Historians Günther Kronenbitter, Alexander Lassner, Günter Bischof, Joanna Granville and Martin Kofler provide historical case studies of pre-and post-World War I and II Austrian diplomacy, Austria’s dealing with Hungarian crisis of 1956, and its mediation between Kennedy and Khrushchev in the early 1960s. Political Scientists Romain Kirt, Stefan Mayer, and Gunther Hauser analyze small states foreign policy making in a globalizing world, as well as Austrian federal states’ separate regional policy initiatives abroad vis-à-vis the national government, and her role vis-à-vis current European security initiatives. Michael Gehler suggests a periodization scheme for post-World War II Austrian foreign policy regimes and provides a valuable summary for researchers of both the available archival and printed diplomatic source collections.

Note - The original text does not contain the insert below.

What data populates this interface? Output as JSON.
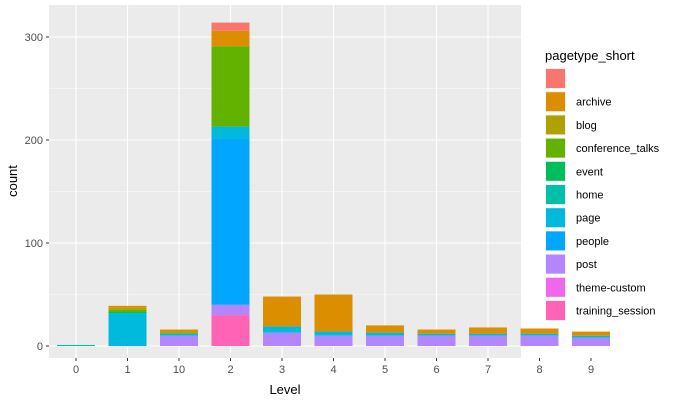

In 2005 Austria is celebrating the 60th anniversary of its liberation from the Nazi regime and the 50th anniversary of the State Treaty that ended the occupation and returned full sovereignty to the country. A “Historiography Roundtable” is dedicated to the Austrian Occupation decade (1955-1945) leading up to this event. Günter Bischof reports on the state of occupation historiography, Oliver Rathkolb on the historical memory of the occupation, Michael Gehler on the context of the German question, Wolfgang Mueller and Norman Naimark on Stalin’s Cold War and Soviet policies towards Austria during those years.
Review essays and book reviews on art theft, anti-semitism, the Hungarian crisis of 1956, South Tyrol and regional identity in Austria complete the volume.
Günter Bischof is professor of history and director of CenterAustria at the University of New Orleans; Anton Pelinka is professor of political science and dean of the political science and sociology faculty at the University of Innsbruck and director of the Institute of Conflict Research in Vienna; Michael Gehler is professor of contemporary history at the University of Innsbruck.